5 saniyede aşağı indim. Aptal aşık gibiyim.
''Hoşgeldin Kevin.'' Sarıldım.
''Hoşbulduk melek.'' Sağ yanağıma öpücük kondurdu. Angela yanımızda bitti ve Kevin'in boynuna atladı.
''Merhaba Kevin.''
''Merhaba küçük hanım.'' Onu da öptü. İkisinden gelen koku beni sarhoş ediyor gibiydi. Herkes bugün parfümünü mü değiştirmişti?
''Maria gözlerin?'' Kevin bana ağzı açık şekilde bakıyordu.

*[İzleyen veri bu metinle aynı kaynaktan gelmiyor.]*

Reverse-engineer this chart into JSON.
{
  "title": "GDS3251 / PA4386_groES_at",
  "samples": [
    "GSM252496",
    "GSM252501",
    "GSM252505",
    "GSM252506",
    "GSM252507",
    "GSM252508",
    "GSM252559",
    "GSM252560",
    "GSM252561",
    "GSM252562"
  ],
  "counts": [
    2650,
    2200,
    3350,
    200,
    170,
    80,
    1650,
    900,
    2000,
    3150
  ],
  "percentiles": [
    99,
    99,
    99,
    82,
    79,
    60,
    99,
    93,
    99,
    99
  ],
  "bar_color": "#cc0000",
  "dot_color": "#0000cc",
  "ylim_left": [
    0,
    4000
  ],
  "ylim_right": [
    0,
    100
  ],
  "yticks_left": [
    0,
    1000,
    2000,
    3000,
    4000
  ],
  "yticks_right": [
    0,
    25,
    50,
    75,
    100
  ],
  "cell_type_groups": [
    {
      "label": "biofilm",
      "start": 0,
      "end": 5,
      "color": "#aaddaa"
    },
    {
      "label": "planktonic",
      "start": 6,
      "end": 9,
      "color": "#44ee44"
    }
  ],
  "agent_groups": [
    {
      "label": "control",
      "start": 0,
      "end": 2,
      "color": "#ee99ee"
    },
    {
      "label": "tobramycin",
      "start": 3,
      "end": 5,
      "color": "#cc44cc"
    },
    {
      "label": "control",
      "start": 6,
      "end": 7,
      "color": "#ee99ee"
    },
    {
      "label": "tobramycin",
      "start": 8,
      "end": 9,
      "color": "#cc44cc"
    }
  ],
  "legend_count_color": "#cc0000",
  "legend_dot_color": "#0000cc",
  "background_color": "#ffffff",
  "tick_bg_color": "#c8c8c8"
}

''Nolmuş?'' Kevin'in bu tepkisiyle birlikte korku ve heyecan duygusunu aynı anda yaşadım.
Bana yaklaştı. Baş parmağını çeneme getirip kafamı sağa sola çevirerek gözlerimi inceledi. Angela da o sırada şaşkınlıkla bizi izliyordu.
''Nolmuş dedim?'' Kevin ellerini indirdiğinde bana kuşkuyla baktı.
''Gözlerindeki bu kırmızılıklar da neyin nesi?''
''Çok mu fazla?'' Kevin'den bakışlarımı kaçırdım.
''Çok fazla.''
''Bilmiyorum. Kazadan sonra uyandığımda ben de farkettim. Kırmızılık o gün çok azdı. Fazlalaşmış olması beni şaşırtıyor.'' Yere bakıyordum.
(Hiii matematik ödevim.)
''Ne?'' Angela ya döndüm. Angela bana baktı.
''Ne ne?''
''Ne matematiği?'' Gözlerimi kıstım.
''Ne matematiği olcak abla kafayı mı yedin yaa.'' Sesi titredi.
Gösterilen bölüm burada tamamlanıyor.